Jeunes et moins jeunes s’étaient levéEs en envahissant Cacouna à l’automne 2014 pour refuser qu’un port pétrolier s’installe devant une pouponnière de bélugas.
Car dans la réciprocité se joue l’avenir du monde (Bruno Latour).
L’ENGAGEMENT est à la fois un acte identitaire, une mise en projet dans un territoire = terrain de vie, un espace de liberté à reconnaître, à saisir et à affirmer, car le chemin est rarement tracé d’avance, qu’il soit communautaire ou scientifique (l’agronome Louis Robert s’objectant aux pesticides). Cette voie se balise grâce à des infos (sur les sommes astronomiques militaires et nucléaires dénoncées par les APLP et les Innus enracinés au Nitassinan protestant contre les vols à basse altitude de l’OTAN). Et elle s’agrandit par des actions d’abord perçues comme marginales, issues de projets de démocratie participative (résister, c’est créer !, insiste Lucie) qui deviennent de sérieuses solutions de rechange à l’extractivisme et au capitalisme. Et alors, quelles victoires ! telle la renonciation du Québec à l’exploration et exploitation pétrolière ou gazière ou uranifère grâce au BAPE et grâce aux Mouvement Sortir le Québec du Nucléaire ou Québec Meilleure Mine.

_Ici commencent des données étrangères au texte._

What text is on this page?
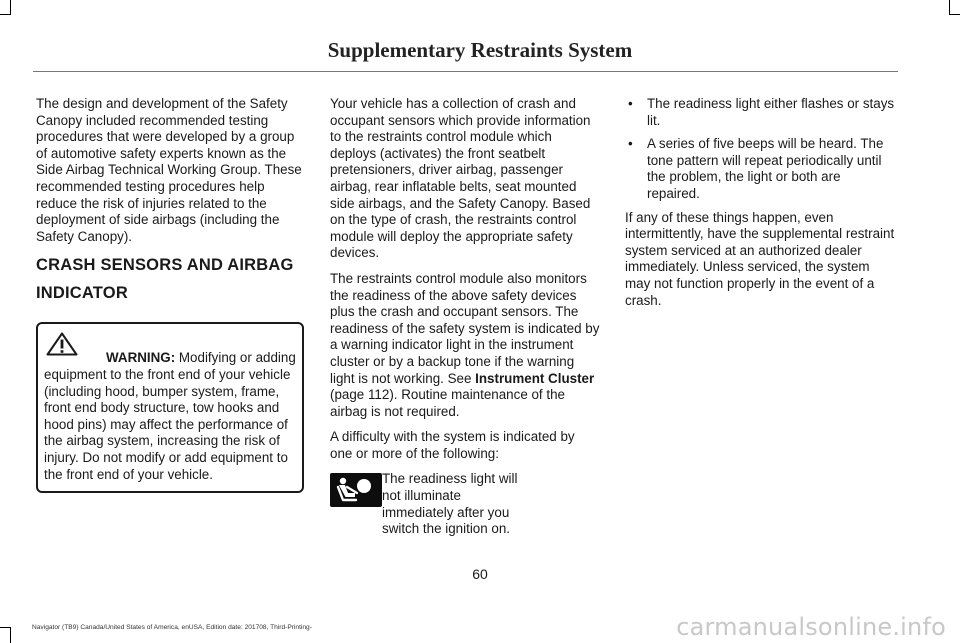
Supplementary Restraints System

The design and development of the Safety Canopy included recommended testing procedures that were developed by a group of automotive safety experts known as the Side Airbag Technical Working Group. These recommended testing procedures help reduce the risk of injuries related to the deployment of side airbags (including the Safety Canopy).

CRASH SENSORS AND AIRBAG
INDICATOR
WARNING: Modifying or adding equipment to the front end of your vehicle (including hood, bumper system, frame, front end body structure, tow hooks and hood pins) may affect the performance of the airbag system, increasing the risk of injury. Do not modify or add equipment to the front end of your vehicle.

Your vehicle has a collection of crash and occupant sensors which provide information to the restraints control module which deploys (activates) the front seatbelt pretensioners, driver airbag, passenger airbag, rear inflatable belts, seat mounted side airbags, and the Safety Canopy. Based on the type of crash, the restraints control module will deploy the appropriate safety devices.

The restraints control module also monitors the readiness of the above safety devices plus the crash and occupant sensors. The readiness of the safety system is indicated by a warning indicator light in the instrument cluster or by a backup tone if the warning light is not working. See Instrument Cluster (page 112). Routine maintenance of the airbag is not required.

A difficulty with the system is indicated by one or more of the following:

The readiness light will not illuminate immediately after you switch the ignition on.

• The readiness light either flashes or stays lit.
• A series of five beeps will be heard. The tone pattern will repeat periodically until the problem, the light or both are repaired.

If any of these things happen, even intermittently, have the supplemental restraint system serviced at an authorized dealer immediately. Unless serviced, the system may not function properly in the event of a crash.

60
Navigator (TB9) Canada/United States of America, enUSA, Edition date: 201708, Third-Printing-	carmanualsonline.info
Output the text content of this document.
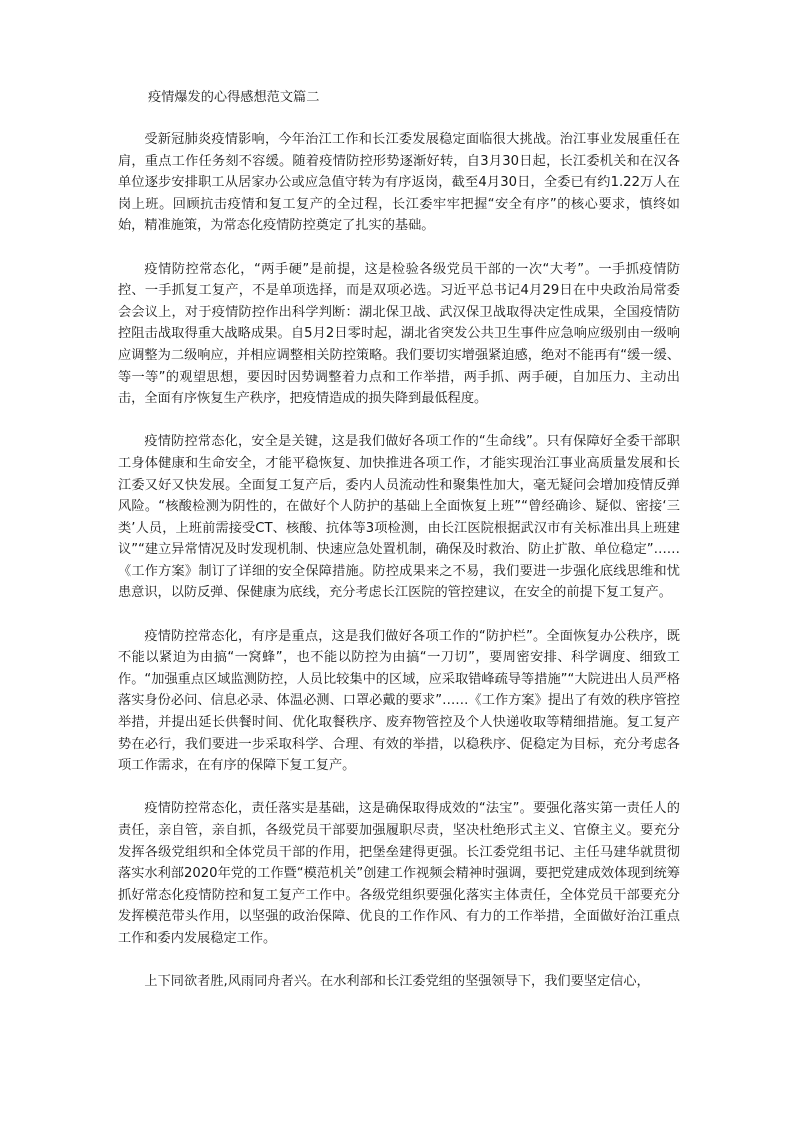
疫情爆发的心得感想范文篇二

受新冠肺炎疫情影响，今年治江工作和长江委发展稳定面临很大挑战。治江事业发展重任在肩，重点工作任务刻不容缓。随着疫情防控形势逐渐好转，自3月30日起，长江委机关和在汉各单位逐步安排职工从居家办公或应急值守转为有序返岗，截至4月30日，全委已有约1.22万人在岗上班。回顾抗击疫情和复工复产的全过程，长江委牢牢把握“安全有序”的核心要求，慎终如始，精准施策，为常态化疫情防控奠定了扎实的基础。

疫情防控常态化，“两手硬”是前提，这是检验各级党员干部的一次“大考”。一手抓疫情防控、一手抓复工复产，不是单项选择，而是双项必选。习近平总书记4月29日在中央政治局常委会会议上，对于疫情防控作出科学判断：湖北保卫战、武汉保卫战取得决定性成果，全国疫情防控阻击战取得重大战略成果。自5月2日零时起，湖北省突发公共卫生事件应急响应级别由一级响应调整为二级响应，并相应调整相关防控策略。我们要切实增强紧迫感，绝对不能再有“缓一缓、等一等”的观望思想，要因时因势调整着力点和工作举措，两手抓、两手硬，自加压力、主动出击，全面有序恢复生产秩序，把疫情造成的损失降到最低程度。

疫情防控常态化，安全是关键，这是我们做好各项工作的“生命线”。只有保障好全委干部职工身体健康和生命安全，才能平稳恢复、加快推进各项工作，才能实现治江事业高质量发展和长江委又好又快发展。全面复工复产后，委内人员流动性和聚集性加大，毫无疑问会增加疫情反弹风险。“核酸检测为阴性的，在做好个人防护的基础上全面恢复上班”“曾经确诊、疑似、密接‘三类’人员，上班前需接受CT、核酸、抗体等3项检测，由长江医院根据武汉市有关标准出具上班建议”“建立异常情况及时发现机制、快速应急处置机制，确保及时救治、防止扩散、单位稳定”……《工作方案》制订了详细的安全保障措施。防控成果来之不易，我们要进一步强化底线思维和忧患意识，以防反弹、保健康为底线，充分考虑长江医院的管控建议，在安全的前提下复工复产。

疫情防控常态化，有序是重点，这是我们做好各项工作的“防护栏”。全面恢复办公秩序，既不能以紧迫为由搞“一窝蜂”，也不能以防控为由搞“一刀切”，要周密安排、科学调度、细致工作。“加强重点区域监测防控，人员比较集中的区域，应采取错峰疏导等措施”“大院进出人员严格落实身份必问、信息必录、体温必测、口罩必戴的要求”……《工作方案》提出了有效的秩序管控举措，并提出延长供餐时间、优化取餐秩序、废弃物管控及个人快递收取等精细措施。复工复产势在必行，我们要进一步采取科学、合理、有效的举措，以稳秩序、促稳定为目标，充分考虑各项工作需求，在有序的保障下复工复产。

疫情防控常态化，责任落实是基础，这是确保取得成效的“法宝”。要强化落实第一责任人的责任，亲自管，亲自抓，各级党员干部要加强履职尽责，坚决杜绝形式主义、官僚主义。要充分发挥各级党组织和全体党员干部的作用，把堡垒建得更强。长江委党组书记、主任马建华就贯彻落实水利部2020年党的工作暨“模范机关”创建工作视频会精神时强调，要把党建成效体现到统筹抓好常态化疫情防控和复工复产工作中。各级党组织要强化落实主体责任，全体党员干部要充分发挥模范带头作用，以坚强的政治保障、优良的工作作风、有力的工作举措，全面做好治江重点工作和委内发展稳定工作。

上下同欲者胜,风雨同舟者兴。在水利部和长江委党组的坚强领导下，我们要坚定信心，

Apprendre en s’engageant aurait pu être le titre de cette conférence éblouissante par la complicité des deux conférencières intervenant non pas à la suite l’une de l’autre mais en interagissant dans un ballet bien orchestré et totalement complice. Elles nous engagent à apprendre à leur suite à coopérer avec le sourire (Spinoza) et à vaincre l’éco-anxiété analysée à répétition par nos médias, en nous retournant plutôt contre l’éco-irresponsabilité des affaires. Il faut travailler de concert, comme le propose le projet de Stratégie québécoise d’éducation en matière d’environnement et d’écocitoyenneté que le Centr’ERE a produit et lancé en 2019, après huit ans de multiples collaborations.
Apathique et résignée, la société québécoise ? Non, elle n’a jamais été aussi allumée et lucide, « animée par une pensée critique articulée qui signe la fin de l’hégémonie culturelle néolibérale et clame son exigence de changements concrets », selon la formule citée de la journaliste française spécialiste de l’Inde, Bénédicte Manier.
Car en conclusion, on ne rejoindra les gens ni par la morosité ni par la moralisation, mais par des fêtes participatives qui feront tomber en éducation les évaluations trop basées sur le critère de réussite/échec et les barrières disciplinaires qui nous empêchent de communiquer. Notre zoom de ce soir était écouté en Californie, en France et partout au pays !
[1] BRUNET, Normand, FREIRE VIEIRA, Paulo, SAINT-ARNAUD, Marie et AUDET, René (dir.) (2017) L’espoir malgré tout. L’oeuvre de Pierre Dansereau et l’avenir des sciences de l’environnement. Québec. Presses de l’Université du Québec, 272 p.